L’histoire de nos disciplines pourrait être caricaturée en une course à la puissance : des premières machines à vapeur de James Watt lui-même, nous sommes arrivés aux énormes centrales nucléaires ou hydroélectriques et à la fusée Saturn V qui a permis à des hommes d’atteindre la lune.

Plus de puissance est souvent désirable et désiré, c’est ce qui, au sens physique littéral, permet de faire plus de travail en moins de temps. Ainsi, beaucoup sont fascinés par les voitures de sport qui permettent d’atteindre (et de dépasser) la vitesse limite en étant collé à son siège pendant une poignée de secondes exaltantes.

Mais, la puissance doit être maîtrisée. Si l’accélération est exaltante, la décélération brutale contre un obstacle se fait avec une puissance encore bien supérieure et trop souvent mortelle. Sans maîtrise, pas d’utilité. C’est le cas notamment de l’énergie thermonucléaire que, tant qu’à présent, nous n’avons réussi à produire que lors d’explosions dégageant une quantité massive d’énergie, mais en trop peu de temps pour qu’elle puisse servir à autre chose que la destruction. Il y a d’ailleurs là une terrible frustration des mondes scientifiques et technologiques, ce qui explique probablement l’ampleur des moyens investis dans la poursuite obstinée du rêve de la fusion contrôlée.

En dehors de la science et des technologies, le mot « puissance » a un sens commun exprimant la capacité à réaliser, ou à imposer, des objectifs. On parle d’un homme puissant, on dit d’un pays qu’il est une grande puissance. Dans ce sens, le mot est proche du terme « pouvoir ». Les deux se traduisent d’ailleurs en anglais par le même mot : « power ».

Revenant aux technologies, on y trouve aussi le terme « puissance » dans son sens commun. On parle par exemple de « puissance de calcul ». Et ce n’est pas un hasard. Nos modèles et nos algorithmes nous permettent de prévoir par le calcul. Et la capacité de prévoir donne de la puissance. De la même façon accumuler les informations, les conserver, les analyser et les exploiter permet, selon le cas, de prédire le temps qu’il va faire, ou ce que nous allons avoir envie d’acheter, de lire ou de regarder. C’est ce que font des sociétés comme Google, Amazon ou Facebook actuellement parmi les plus puissantes au monde. Et, quand une telle puissance existe, il faut la gérer et la maîtriser.

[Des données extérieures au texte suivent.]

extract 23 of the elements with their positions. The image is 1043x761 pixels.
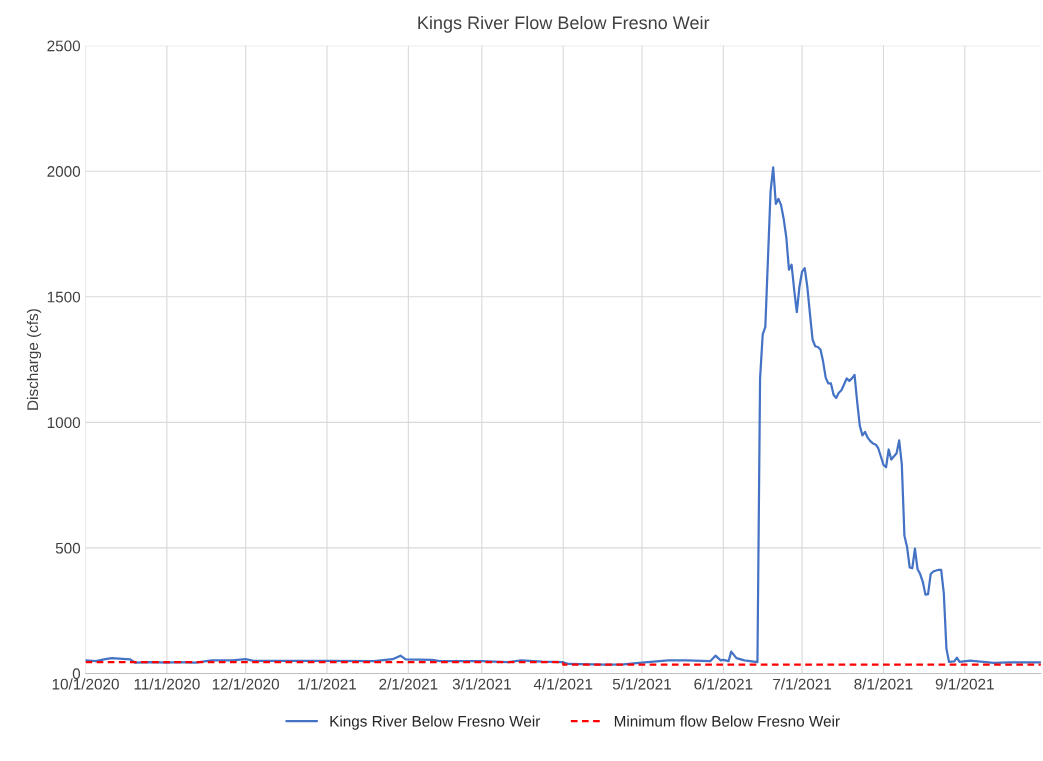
legend-label: Minimum flow Below Fresno Weir bbox=[614, 715, 840, 727]
x-tick-label: 1/1/2021 bbox=[298, 678, 356, 690]
x-tick-label: 12/1/2020 bbox=[212, 678, 280, 690]
x-tick-label: 7/1/2021 bbox=[773, 678, 832, 690]
x-tick-label: 9/1/2021 bbox=[935, 678, 994, 690]
y-tick-label: 0 bbox=[72, 668, 81, 680]
x-tick-label: 3/1/2021 bbox=[452, 678, 511, 690]
x-tick-label: 5/1/2021 bbox=[612, 678, 671, 690]
chart-title: Kings River Flow Below Fresno Weir bbox=[418, 15, 710, 33]
y-tick-label: 500 bbox=[55, 542, 81, 554]
x-tick-label: 2/1/2021 bbox=[379, 678, 438, 690]
x-tick-label: 11/1/2020 bbox=[134, 678, 200, 690]
x-tick-label: 8/1/2021 bbox=[854, 678, 913, 690]
y-tick-label: 1000 bbox=[47, 417, 81, 429]
y-tick-label: 2000 bbox=[47, 166, 81, 177]
y-axis-title: Discharge (cfs) bbox=[26, 309, 42, 410]
line-series bbox=[85, 166, 1041, 666]
x-tick-label: 10/1/2020 bbox=[52, 678, 119, 690]
legend-label: Kings River Below Fresno Weir bbox=[330, 715, 541, 730]
y-tick-label: 1500 bbox=[47, 291, 81, 303]
y-tick-label: 2500 bbox=[47, 40, 81, 52]
x-tick-label: 4/1/2021 bbox=[533, 678, 593, 690]
x-tick-label: 6/1/2021 bbox=[694, 678, 753, 690]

Chers nouveaux diplômés, qu’est-ce que tout cela a à voir avec vous ? Vous venez de terminer des études, vous avez acquis des connaissances et des compétences. Cela vous donne une capacité d’agir, de réaliser, de convaincre, autrement dit une certaine puissance, un certain pouvoir. Cette puissance et ce pouvoir vont fort probablement croître au cours de votre carrière par la multiplication de vos connaissances et de vos contacts. Vous serez probablement amenés à diriger d’autres personnes, étendant ainsi plus encore vos capacités d’action.

Avoir du pouvoir est souvent vu comme enviable, mais est aussi une grande responsabilité. Le pouvoir permet beaucoup, mais il est tentant de l’utiliser à mauvais escient ou d’en abuser. Il ne faut pas regarder bien loin d’ici pour en avoir des exemples récents. Remonter dans l’histoire est loin d’être rassurant. Au cours des siècles, l’homme a développé sa puissance et combien de fois n’a-t-elle pas été utilisée pour détruire et tuer. Le bulletin collectif de l’humanité est loin d’être brillant.

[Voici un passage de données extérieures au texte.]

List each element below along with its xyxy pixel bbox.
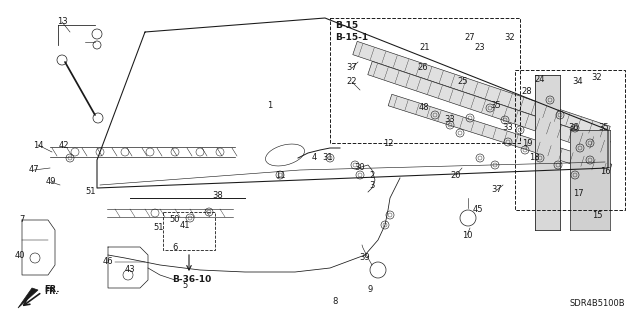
- Text: 40: 40: [15, 250, 25, 259]
- Text: 15: 15: [592, 211, 602, 219]
- Text: 5: 5: [182, 281, 188, 291]
- Text: 8: 8: [332, 296, 338, 306]
- Text: 46: 46: [102, 257, 113, 266]
- Text: 13: 13: [57, 18, 67, 26]
- Text: 12: 12: [383, 138, 393, 147]
- Text: 3: 3: [369, 181, 374, 189]
- Text: 2: 2: [369, 170, 374, 180]
- Text: 37: 37: [347, 63, 357, 72]
- Text: 35: 35: [598, 123, 609, 132]
- Bar: [163, 212, 215, 250]
- Text: 45: 45: [473, 205, 483, 214]
- Text: 33: 33: [502, 123, 513, 132]
- Polygon shape: [388, 94, 612, 176]
- Text: 21: 21: [420, 42, 430, 51]
- Text: 51: 51: [86, 188, 96, 197]
- Text: 31: 31: [323, 152, 333, 161]
- Text: 30: 30: [355, 164, 365, 173]
- Text: 33: 33: [445, 115, 456, 124]
- Text: 26: 26: [418, 63, 428, 72]
- Text: FR.: FR.: [44, 286, 60, 294]
- Text: 28: 28: [522, 87, 532, 97]
- Bar: [330, 18, 520, 143]
- Text: 32: 32: [505, 33, 515, 42]
- Text: B-36-10: B-36-10: [172, 276, 212, 285]
- Text: 43: 43: [125, 265, 135, 275]
- Bar: [515, 70, 625, 210]
- Text: B-15: B-15: [335, 20, 358, 29]
- Text: FR.: FR.: [44, 287, 58, 296]
- Text: 24: 24: [535, 76, 545, 85]
- Text: 34: 34: [573, 78, 583, 86]
- Text: 14: 14: [33, 140, 44, 150]
- Text: 32: 32: [592, 73, 602, 83]
- Text: 10: 10: [461, 231, 472, 240]
- Text: SDR4B5100B: SDR4B5100B: [570, 299, 625, 308]
- Text: 35: 35: [491, 100, 501, 109]
- Text: 20: 20: [451, 170, 461, 180]
- Text: 1: 1: [268, 100, 273, 109]
- Text: 51: 51: [154, 224, 164, 233]
- Text: 23: 23: [475, 42, 485, 51]
- Polygon shape: [18, 288, 38, 308]
- Text: 25: 25: [458, 78, 468, 86]
- Text: 4: 4: [312, 152, 317, 161]
- Polygon shape: [368, 61, 610, 155]
- Text: 36: 36: [568, 123, 579, 132]
- Text: 6: 6: [172, 242, 178, 251]
- Text: 49: 49: [45, 177, 56, 187]
- Text: 50: 50: [170, 216, 180, 225]
- Text: 18: 18: [529, 152, 540, 161]
- Text: 19: 19: [522, 138, 532, 147]
- Text: 48: 48: [419, 103, 429, 113]
- Text: 17: 17: [573, 189, 583, 197]
- Polygon shape: [353, 41, 610, 140]
- Text: 11: 11: [275, 170, 285, 180]
- Text: 42: 42: [59, 140, 69, 150]
- Text: 37: 37: [492, 186, 502, 195]
- Text: 38: 38: [212, 190, 223, 199]
- Text: 47: 47: [29, 166, 39, 174]
- Text: 41: 41: [180, 220, 190, 229]
- Text: 16: 16: [600, 167, 611, 176]
- Text: 9: 9: [367, 286, 372, 294]
- Text: 7: 7: [19, 216, 25, 225]
- Text: 27: 27: [465, 33, 476, 42]
- Text: 22: 22: [347, 78, 357, 86]
- Text: B-15-1: B-15-1: [335, 33, 368, 41]
- Text: 39: 39: [360, 254, 371, 263]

Alors, mon message aujourd’hui est que votre diplôme, votre formation que nous célébrons n’auront de sens que si vous arrivez à maîtriser et bien utiliser le pouvoir que vous avez acquis.

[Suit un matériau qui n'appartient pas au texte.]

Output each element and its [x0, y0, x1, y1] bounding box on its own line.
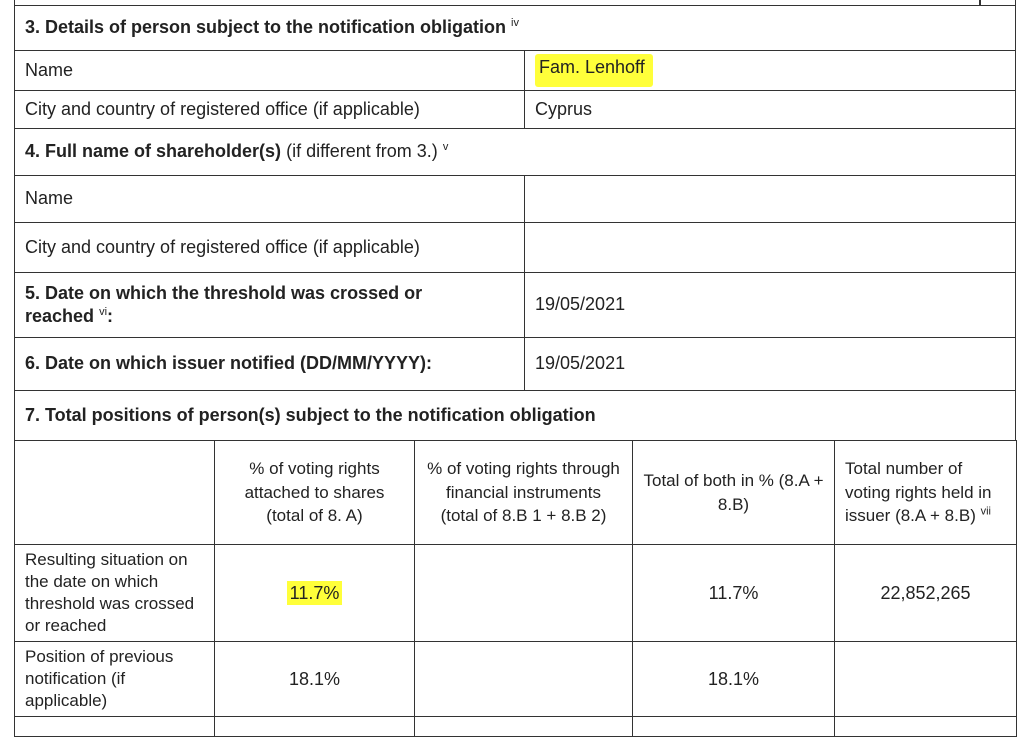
header-cell: Total number of voting rights held in is… — [834, 440, 1017, 545]
value-cell — [524, 175, 1016, 223]
label-cell: City and country of registered office (i… — [14, 90, 525, 129]
value-cell: 18.1% — [214, 641, 415, 717]
section4-heading: 4. Full name of shareholder(s) (if diffe… — [14, 128, 1016, 176]
value-cell: Fam. Lenhoff — [524, 50, 1016, 91]
note: iv — [511, 17, 519, 30]
label-cell: Position of previous notification (if ap… — [14, 641, 215, 717]
note: vii — [980, 505, 991, 518]
header-cell — [14, 440, 215, 545]
value-cell — [834, 641, 1017, 717]
label-cell: Name — [14, 50, 525, 91]
value: 11.7% — [286, 580, 343, 606]
title-suffix: (if different from 3.) — [286, 141, 438, 162]
next-row-cell — [414, 716, 633, 737]
label-cell: Resulting situation on the date on which… — [14, 544, 215, 642]
header: % of voting rights through financial ins… — [427, 459, 620, 526]
note: v — [442, 141, 449, 154]
header-cell: % of voting rights attached to shares (t… — [214, 440, 415, 545]
section-title: 5. Date on which the threshold was cross… — [25, 282, 423, 326]
next-row-cell — [834, 716, 1017, 737]
header: Total of both in % (8.A + 8.B) — [643, 471, 824, 514]
label-cell: Name — [14, 175, 525, 223]
document: 3. Details of person subject to the noti… — [14, 0, 1017, 737]
label: Name — [25, 59, 74, 80]
next-row-cell — [632, 716, 835, 737]
section-title: 3. Details of person subject to the noti… — [25, 17, 507, 38]
value: 11.7% — [708, 582, 759, 603]
section-title: 4. Full name of shareholder(s) — [25, 141, 282, 162]
value-cell: 19/05/2021 — [524, 337, 1016, 391]
value: 18.1% — [707, 668, 760, 689]
next-row-cell — [14, 716, 215, 737]
section-title: 7. Total positions of person(s) subject … — [25, 404, 596, 425]
value: 19/05/2021 — [535, 353, 626, 374]
value-cell: 18.1% — [632, 641, 835, 717]
section7-heading: 7. Total positions of person(s) subject … — [14, 390, 1016, 441]
header: % of voting rights attached to shares (t… — [244, 459, 385, 526]
label-cell: City and country of registered office (i… — [14, 222, 525, 273]
label-cell: 5. Date on which the threshold was cross… — [14, 272, 525, 338]
note: vi — [99, 306, 108, 318]
section-title: 6. Date on which issuer notified (DD/MM/… — [25, 353, 433, 374]
value: Cyprus — [535, 98, 593, 119]
value-cell: 22,852,265 — [834, 544, 1017, 642]
value-cell: 19/05/2021 — [524, 272, 1016, 338]
value-cell: 11.7% — [632, 544, 835, 642]
header-cell: % of voting rights through financial ins… — [414, 440, 633, 545]
label: Position of previous notification (if ap… — [25, 646, 174, 711]
value: 22,852,265 — [880, 582, 971, 603]
value: 18.1% — [288, 668, 341, 689]
value-cell — [414, 641, 633, 717]
value-cell: 11.7% — [214, 544, 415, 642]
label: Name — [25, 188, 74, 209]
value-cell: Cyprus — [524, 90, 1016, 129]
value: 19/05/2021 — [535, 294, 626, 315]
label: City and country of registered office (i… — [25, 98, 420, 119]
header: Total number of voting rights held in is… — [845, 459, 992, 526]
next-row-cell — [214, 716, 415, 737]
label: City and country of registered office (i… — [25, 236, 420, 257]
value-cell — [524, 222, 1016, 273]
value: Fam. Lenhoff — [535, 53, 653, 88]
punct: : — [107, 306, 114, 326]
value-cell — [414, 544, 633, 642]
label-cell: 6. Date on which issuer notified (DD/MM/… — [14, 337, 525, 391]
section3-heading: 3. Details of person subject to the noti… — [14, 5, 1016, 51]
header-cell: Total of both in % (8.A + 8.B) — [632, 440, 835, 545]
label: Resulting situation on the date on which… — [25, 549, 195, 636]
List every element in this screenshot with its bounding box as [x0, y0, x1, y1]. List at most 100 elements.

Les médecins prêtent un serment relatif au bon usage de leurs connaissances et du pouvoir qu’elles confèrent. Ce n’est pas dans nos habitudes, mais je voudrais que vous reteniez quelques messages concernant le pouvoir que nous vous avons aidés à acquérir.

Ne le laissez pas dormir ! L’inaction, le silence sont un confort illusoire et un gaspillage de vos capacités.

Utilisez-le pour des objectifs auxquels vous croyez ! Il n’y a pas que les grandes réalisations qui comptent. Chaque action prend toute son importance si on est convaincu que l’on agit à bon escient.

N’en abusez pas pour vous même ! Plus on a d’avantages, plus il est facile d’en obtenir plus. Demandez-vous toujours si ce que vous faites est juste.

N’en abusez pas envers les autres ! Nul ne se grandit en écrasant ceux qu’il contrôle.

Ne vous laissez pas prendre par l’euphorie ! Le pouvoir est enivrant, plus on en a, plus on en veut. C’est là que la maîtrise prend toute son importance.

Abraham Lincoln a dit : « Nearly all men can stand adversity, but if you want to test a man’s character, give him power. » Je traduis : « Presque tous les hommes peuvent supporter l’adversité, mais si vous voulez tester le caractère d’un homme donnez lui du pouvoir. »

Au cours de vos études, vous avez passé de nombreux examens et autres épreuves. Maintenant, il vous reste un test à réussir tout au long de votre vie. Il est loin d’être insurmontable et personne ne vous mettra de note, mais il sera toujours à recommencer. Vous avez un beau titre universitaire en poche, reste à mobiliser votre capacité d’action pour toujours contribuer positivement partout ou vous serez, dans votre famille, parmi vos collègues proches, dans un poste de direction, ou simplement comme femme ou homme vivant sur cette terre.

Je vous ai vu pendant vos études, travailler, collaborer, vous impliquer, apprendre et évoluer. Alors, sans hésitation, je conclus en vous disant simplement que j’ai confiance en vous !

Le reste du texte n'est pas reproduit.